Vredeveld thinks a 3 percent annual sales-growth estimate was sound when the county calculated the size of the stadium fund years ago. For the two decades before the stadium tax was approved, the county averaged 5 percent growth.

"I did not expect population loss in Hamilton County to reach the levels that it has," Vredeveld says. "You usually don't assume, when you're forecasting, the worst-case scenario. We've come very close ... to the worst-case scenario."

Hamilton County's population peaked at 925,944 in the 1970 Census. Population losses accelerated in the 1990s, costing the county 2.4 percent of its population between 1990 and 2000. The biggest gainers were Warren County, which grew 39 percent, and Boone County, with 49 percent growth.

The patterns have continued in the new millennium, with Hamilton County losing an additional 2.6 percent between 2000 and 2003, according to Census estimates.

Former Kennedy Heights resident Samantha Hunter was part of the exodus. She and husband Richard moved to West Chester last year to give their three teenage grandchildren a better environment. Hunter was delighted when the Streets of West Chester opened, saving her the trip to Kenwood Towne Centre.

"It's so beautiful," Hunter says. "We love it."

Retailers are following the moving vans. Barnes & Noble bookstore left Springdale's Tri-County area for West Chester. Wal-Mart is leaving Symmes Township to build a SuperCenter near the Shoppes of Deerfield in Warren County.

Nonetheless, Hamilton County is still the region's Goliath. It accounted for 44 percent of the seven-county area's population and at least half of its taxable retail sales in 2003. Those sales grew about $1.5 billion between 1997 and 2003, to $12.2 billion last year, based on receipts reported by the Ohio Department of Taxation.
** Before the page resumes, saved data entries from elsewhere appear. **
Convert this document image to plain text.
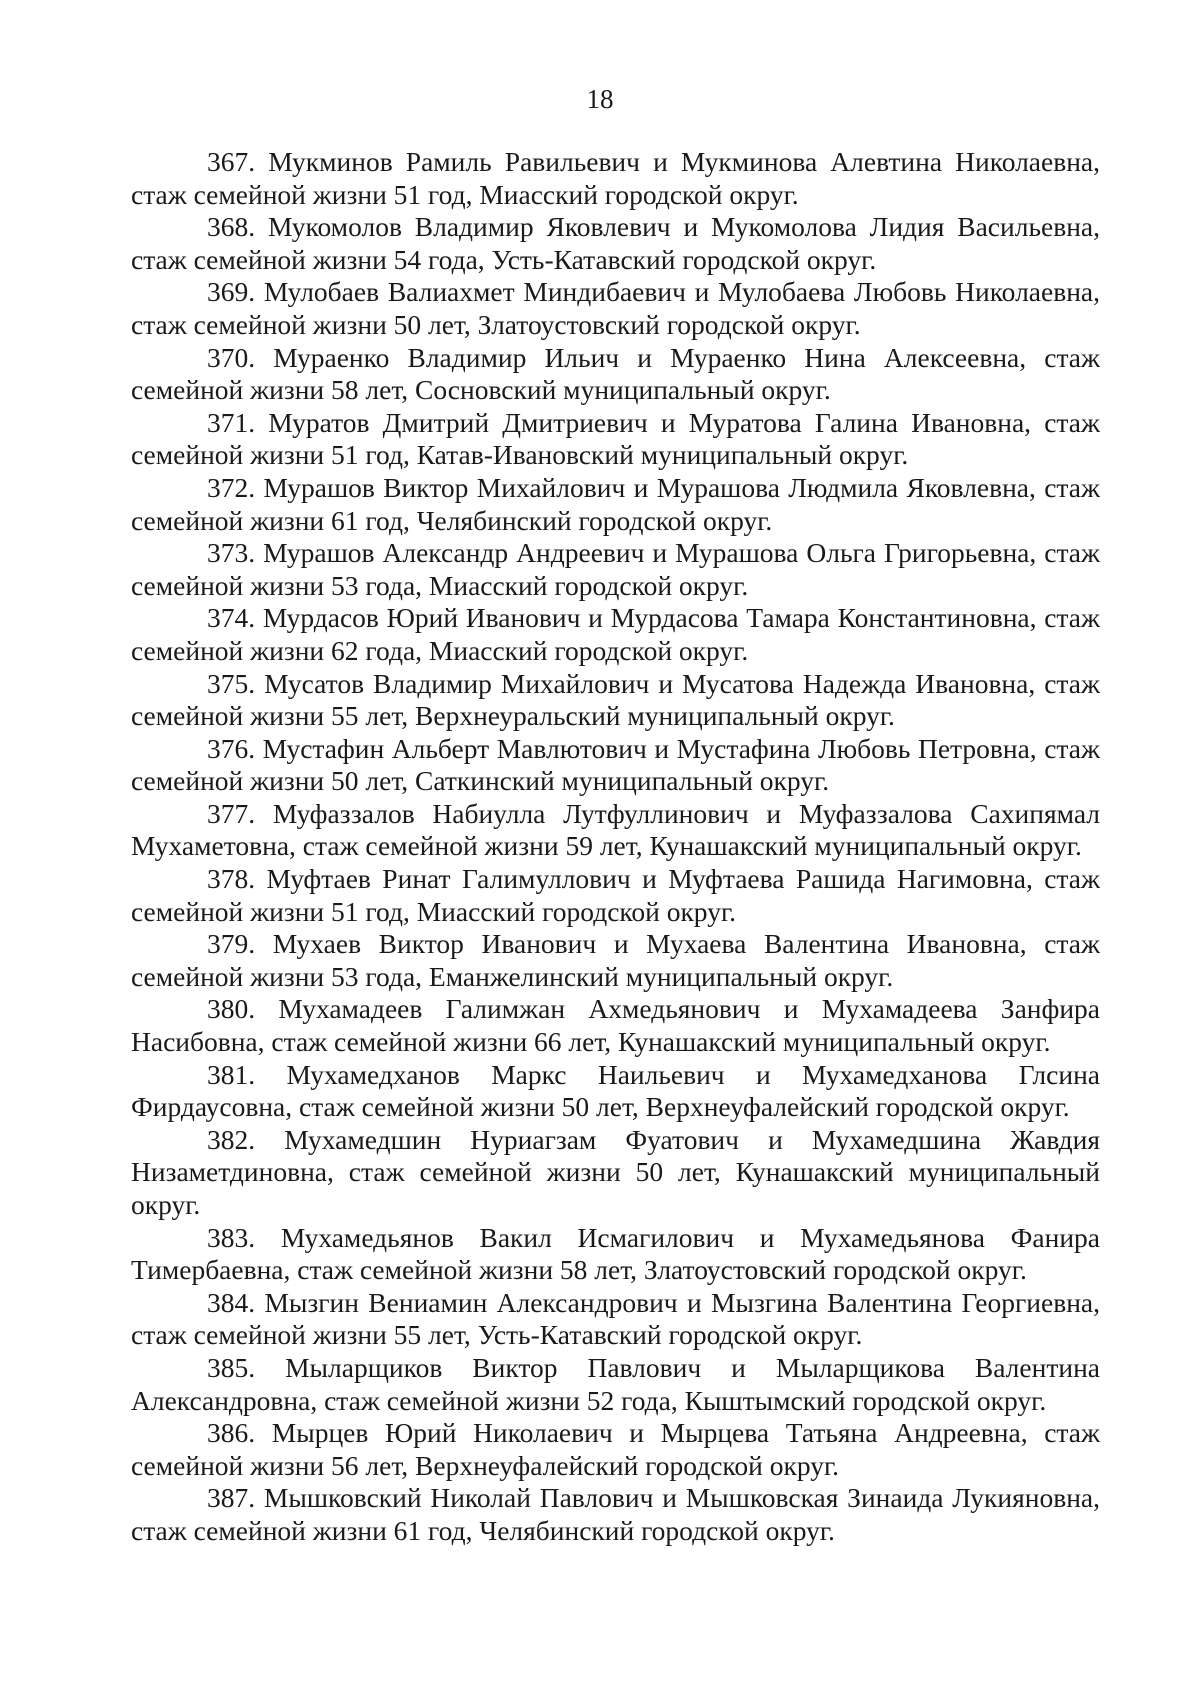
18

367. Мукминов Рамиль Равильевич и Мукминова Алевтина Николаевна, стаж семейной жизни 51 год, Миасский городской округ.

368. Мукомолов Владимир Яковлевич и Мукомолова Лидия Васильевна, стаж семейной жизни 54 года, Усть-Катавский городской округ.

369. Мулобаев Валиахмет Миндибаевич и Мулобаева Любовь Николаевна, стаж семейной жизни 50 лет, Златоустовский городской округ.

370. Мураенко Владимир Ильич и Мураенко Нина Алексеевна, стаж семейной жизни 58 лет, Сосновский муниципальный округ.

371. Муратов Дмитрий Дмитриевич и Муратова Галина Ивановна, стаж семейной жизни 51 год, Катав-Ивановский муниципальный округ.

372. Мурашов Виктор Михайлович и Мурашова Людмила Яковлевна, стаж семейной жизни 61 год, Челябинский городской округ.

373. Мурашов Александр Андреевич и Мурашова Ольга Григорьевна, стаж семейной жизни 53 года, Миасский городской округ.

374. Мурдасов Юрий Иванович и Мурдасова Тамара Константиновна, стаж семейной жизни 62 года, Миасский городской округ.

375. Мусатов Владимир Михайлович и Мусатова Надежда Ивановна, стаж семейной жизни 55 лет, Верхнеуральский муниципальный округ.

376. Мустафин Альберт Мавлютович и Мустафина Любовь Петровна, стаж семейной жизни 50 лет, Саткинский муниципальный округ.

377. Муфаззалов Набиулла Лутфуллинович и Муфаззалова Сахипямал Мухаметовна, стаж семейной жизни 59 лет, Кунашакский муниципальный округ.

378. Муфтаев Ринат Галимуллович и Муфтаева Рашида Нагимовна, стаж семейной жизни 51 год, Миасский городской округ.

379. Мухаев Виктор Иванович и Мухаева Валентина Ивановна, стаж семейной жизни 53 года, Еманжелинский муниципальный округ.

380. Мухамадеев Галимжан Ахмедьянович и Мухамадеева Занфира Насибовна, стаж семейной жизни 66 лет, Кунашакский муниципальный округ.

381. Мухамедханов Маркс Наильевич и Мухамедханова Глсина Фирдаусовна, стаж семейной жизни 50 лет, Верхнеуфалейский городской округ.

382. Мухамедшин Нуриагзам Фуатович и Мухамедшина Жавдия Низаметдиновна, стаж семейной жизни 50 лет, Кунашакский муниципальный округ.

383. Мухамедьянов Вакил Исмагилович и Мухамедьянова Фанира Тимербаевна, стаж семейной жизни 58 лет, Златоустовский городской округ.

384. Мызгин Вениамин Александрович и Мызгина Валентина Георгиевна, стаж семейной жизни 55 лет, Усть-Катавский городской округ.

385. Мыларщиков Виктор Павлович и Мыларщикова Валентина Александровна, стаж семейной жизни 52 года, Кыштымский городской округ.

386. Мырцев Юрий Николаевич и Мырцева Татьяна Андреевна, стаж семейной жизни 56 лет, Верхнеуфалейский городской округ.

387. Мышковский Николай Павлович и Мышковская Зинаида Лукияновна, стаж семейной жизни 61 год, Челябинский городской округ.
Those comprise the region's biggest dollar amounts, despite being the lowest percentage increases.

And more stores are coming to Hamilton County, Stuckey points out, with Anderson Township rebuilding the former Beechmont Mall, and a new shopping center planned in Oakley.

Still, J.R. Anderson, development director for Anderson Real Estate, sees more trouble ahead for the county, partly because undeveloped land is so much more plentiful in the suburbs.

Anderson Real Estate is trying to expand its successful Rookwood shopping complex in Norwood, but it's also building the Shoppes of Deerfield.

"There's only so many retail dollars to go around, so all you're doing is slicing the pie differently," Anderson says.